Se você ler os livros dos dois autores, não perceberá diferença na Teologia de Marsili e Bergamini. Mesmo assim, é interessante perceber a nuance que caracteriza o Ano Litúrgico como celebração do Mistério Pascal de Jesus Cristo e como pedagogia que introduz os celebrantes no Mistério Pascal de Jesus Cristo.

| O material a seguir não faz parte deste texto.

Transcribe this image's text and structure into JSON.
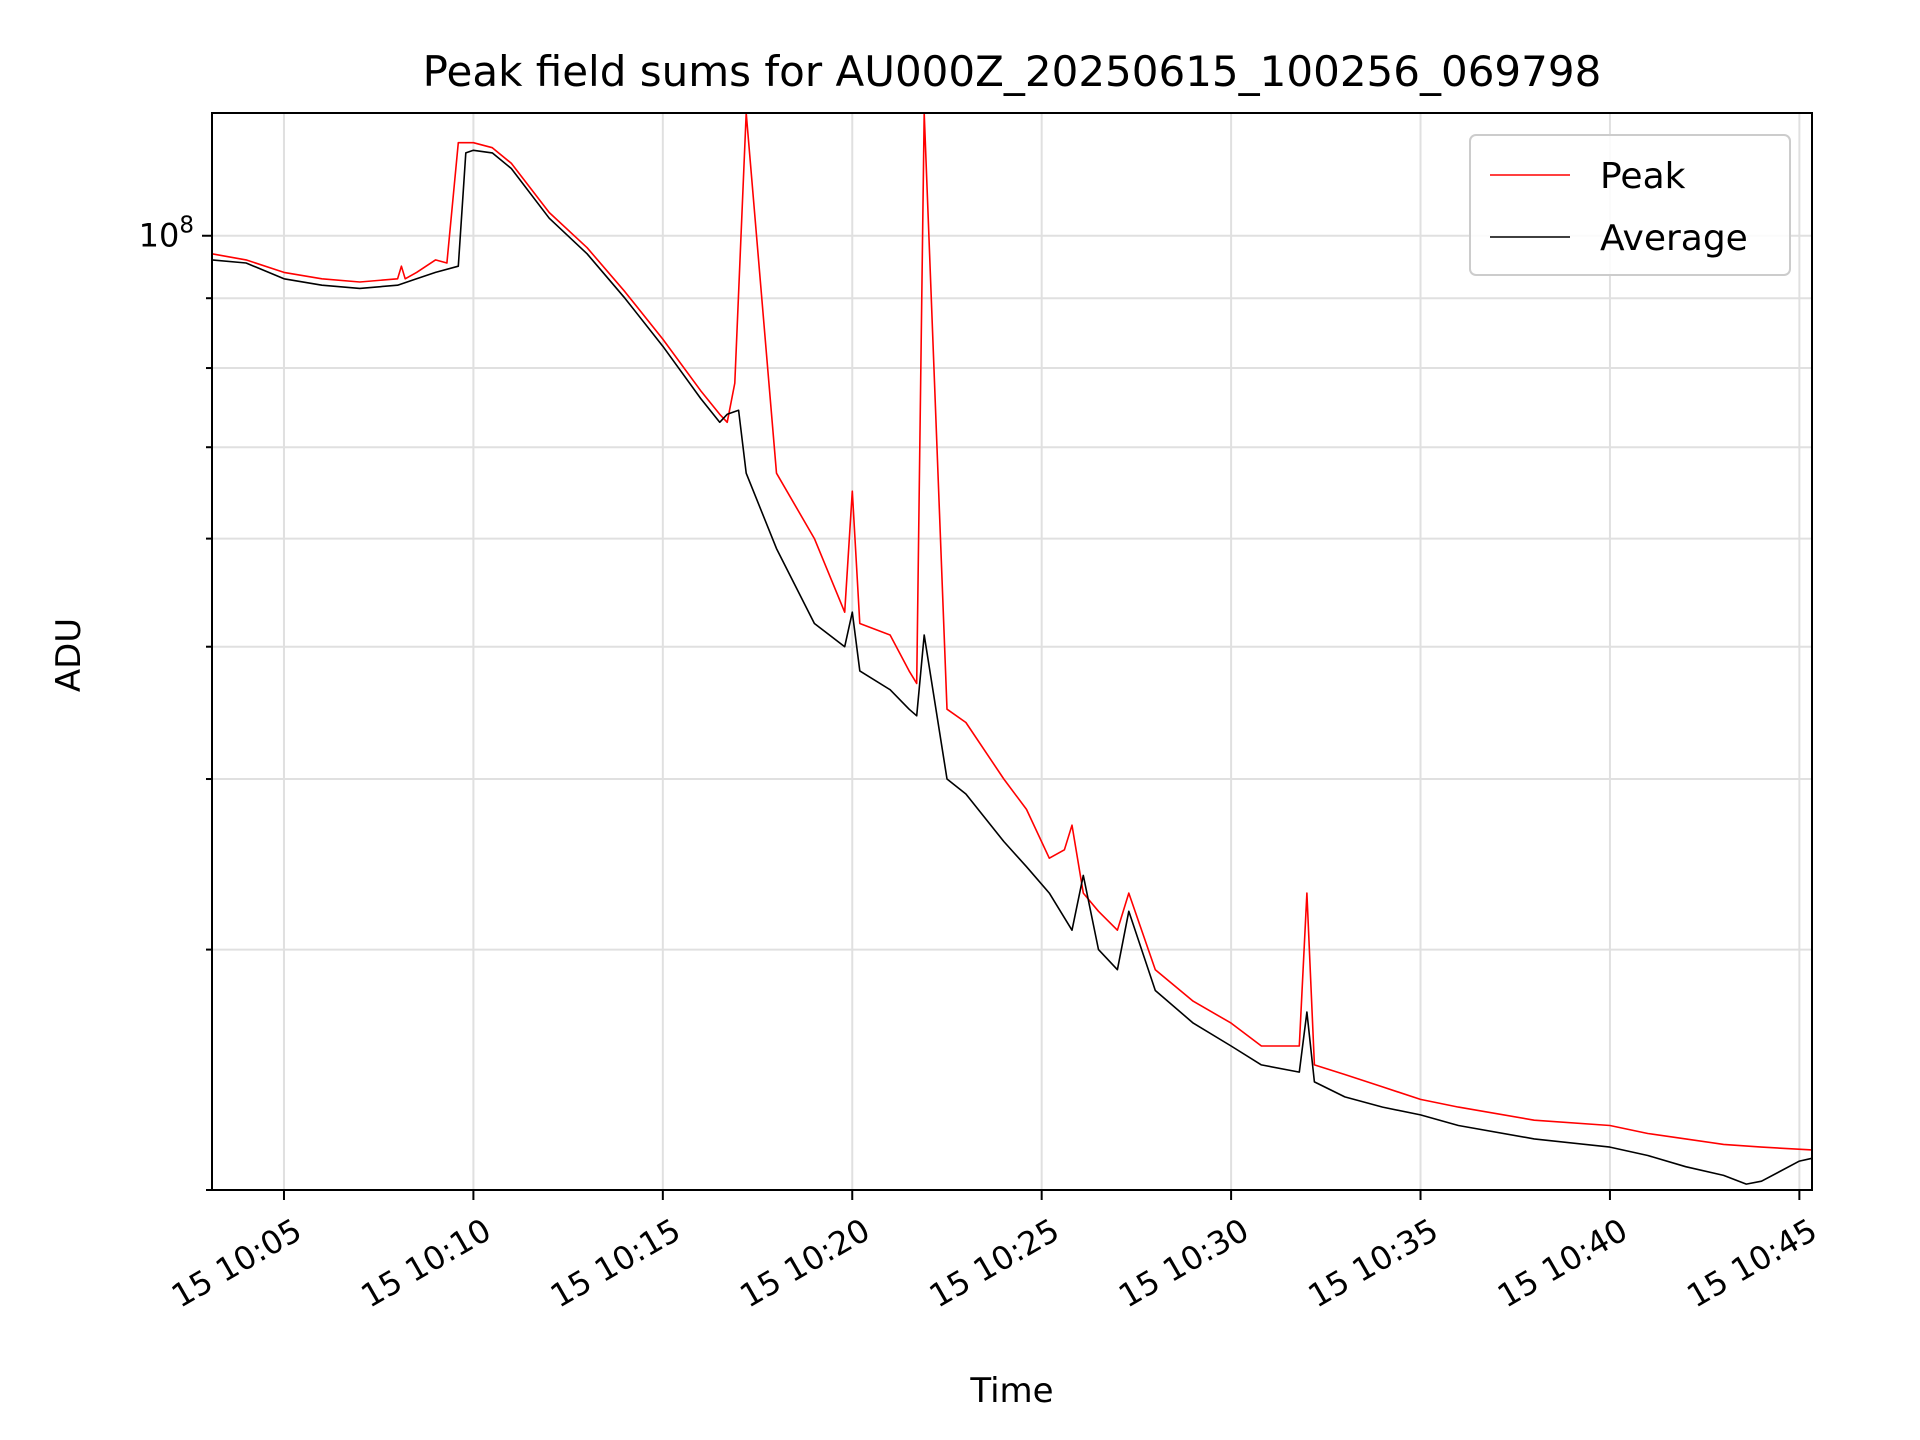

São enfoques confluentes quanto a ação de Cristo no Ano Litúrgico: a presença salvífica do Mistério Pascal em nosso hoje e sua dinâmica transformadora da história, em cada época e cultura. Na primeira definição, Bergamini ressalta o valor litúrgico-celebrativo do Ano Litúrgico acentuando a teologia do memorial. Marsili, por sua vez, destaca o Ano Litúrgico na dimensão salvífica e pedagógica, como tempo de formação do discipulado de Cristo. Ambas são visões importantes para compreender a formação espiritual na vida cristã a partir do Ano Litúrgico.